AWS bills you by Load Balancer Capacity Units (LCUs), an aggregate metric used to calculate how much you used your load balancer. It consists of new connections per second, active connections per minute, processed bytes per hour, and rule evaluations per second.

Since this more or less complicated aggregate is what will end up on your monthly bill, you want to have an eye on this without manually calculating it.

How to Monitor Elastic Load Balancing?

AWS offers several ways to monitor your ALB. They include CloudWatch Metrics, request tracing, and CloudTrail Logs.

CloudWatch has a technical focus. It allows you to check how your endpoints are performing, if some downstream services can’t keep up, or if there are errors. It’s all about finding answers to a developer’s questions when trying to improve service.
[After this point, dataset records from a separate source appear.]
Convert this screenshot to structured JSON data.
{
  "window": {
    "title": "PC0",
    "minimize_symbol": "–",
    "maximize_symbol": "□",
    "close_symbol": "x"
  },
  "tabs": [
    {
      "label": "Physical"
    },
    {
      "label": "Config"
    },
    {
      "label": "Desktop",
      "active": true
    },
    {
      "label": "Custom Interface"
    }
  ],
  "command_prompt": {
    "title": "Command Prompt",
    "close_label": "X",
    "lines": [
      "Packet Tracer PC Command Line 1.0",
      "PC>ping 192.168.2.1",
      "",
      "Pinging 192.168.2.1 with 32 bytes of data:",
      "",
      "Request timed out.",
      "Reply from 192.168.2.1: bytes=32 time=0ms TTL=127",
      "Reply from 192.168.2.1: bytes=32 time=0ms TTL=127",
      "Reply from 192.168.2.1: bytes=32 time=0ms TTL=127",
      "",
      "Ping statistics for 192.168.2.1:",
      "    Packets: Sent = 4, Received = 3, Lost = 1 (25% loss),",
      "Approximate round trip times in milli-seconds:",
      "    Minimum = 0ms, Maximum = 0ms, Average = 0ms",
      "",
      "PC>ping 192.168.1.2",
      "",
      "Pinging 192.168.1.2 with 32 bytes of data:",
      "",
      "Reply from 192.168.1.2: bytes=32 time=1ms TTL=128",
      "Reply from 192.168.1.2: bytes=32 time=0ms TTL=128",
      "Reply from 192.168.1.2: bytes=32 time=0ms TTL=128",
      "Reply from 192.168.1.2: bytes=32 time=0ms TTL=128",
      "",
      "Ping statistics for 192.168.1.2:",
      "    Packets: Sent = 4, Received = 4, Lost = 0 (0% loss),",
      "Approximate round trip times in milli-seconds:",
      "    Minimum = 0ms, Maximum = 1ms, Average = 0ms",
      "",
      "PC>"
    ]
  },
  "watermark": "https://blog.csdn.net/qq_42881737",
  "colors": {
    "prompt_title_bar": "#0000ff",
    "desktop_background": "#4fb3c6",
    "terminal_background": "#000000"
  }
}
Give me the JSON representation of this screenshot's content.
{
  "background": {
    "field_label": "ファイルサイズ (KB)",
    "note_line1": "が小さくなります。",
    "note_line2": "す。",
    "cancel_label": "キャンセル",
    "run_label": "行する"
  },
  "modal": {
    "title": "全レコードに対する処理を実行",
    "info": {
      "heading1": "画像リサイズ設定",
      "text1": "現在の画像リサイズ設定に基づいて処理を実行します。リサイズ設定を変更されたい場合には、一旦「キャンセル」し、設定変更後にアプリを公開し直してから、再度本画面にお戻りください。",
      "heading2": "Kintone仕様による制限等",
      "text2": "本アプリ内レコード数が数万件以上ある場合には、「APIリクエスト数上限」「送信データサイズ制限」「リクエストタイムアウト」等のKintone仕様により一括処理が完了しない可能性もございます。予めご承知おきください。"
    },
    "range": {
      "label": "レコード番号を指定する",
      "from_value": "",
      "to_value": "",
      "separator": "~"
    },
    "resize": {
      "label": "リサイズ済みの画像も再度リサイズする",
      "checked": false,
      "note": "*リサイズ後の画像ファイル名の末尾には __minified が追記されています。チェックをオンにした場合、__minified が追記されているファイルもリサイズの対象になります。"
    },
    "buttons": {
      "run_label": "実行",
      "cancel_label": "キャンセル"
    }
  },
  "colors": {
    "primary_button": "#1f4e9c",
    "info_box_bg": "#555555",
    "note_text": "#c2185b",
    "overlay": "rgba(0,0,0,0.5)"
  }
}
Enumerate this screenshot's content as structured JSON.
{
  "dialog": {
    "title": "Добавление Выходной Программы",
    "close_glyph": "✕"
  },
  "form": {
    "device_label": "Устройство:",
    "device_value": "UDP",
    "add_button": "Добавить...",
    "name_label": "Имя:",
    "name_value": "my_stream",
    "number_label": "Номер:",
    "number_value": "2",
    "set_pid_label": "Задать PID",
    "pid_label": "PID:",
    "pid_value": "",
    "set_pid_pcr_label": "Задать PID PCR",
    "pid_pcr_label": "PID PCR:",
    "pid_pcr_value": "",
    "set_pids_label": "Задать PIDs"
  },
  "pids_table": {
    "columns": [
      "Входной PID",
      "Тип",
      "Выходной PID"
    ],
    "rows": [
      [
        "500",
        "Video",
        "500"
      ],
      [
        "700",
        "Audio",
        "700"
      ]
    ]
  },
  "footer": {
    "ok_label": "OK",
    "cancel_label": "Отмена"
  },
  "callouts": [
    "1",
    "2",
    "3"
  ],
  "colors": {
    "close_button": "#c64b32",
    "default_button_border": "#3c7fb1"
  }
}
CloudTrail is about resource access. It will tell you who accessed what and when. For lawsuits, it can help prove someone accessed some information. CloudTrail can help you with post mortems. When things go wrong, you need to reconstruct what happened.

Request tracing is helpful to see what services your requests used. In serverless architectures, you’ll have dozens of services, and it can be hard to keep up with their interactions. The trace created by X-Ray will give you a step-by-step view of all points in your architecture touched by requests.

Summary

ELBs serve as the gateway to cloud services, demanding continuous monitoring to ensure seamless operation and cost optimization. Treating them as standalone services and vigilantly managing their configuration is crucial for maintaining system integrity and cost efficiency.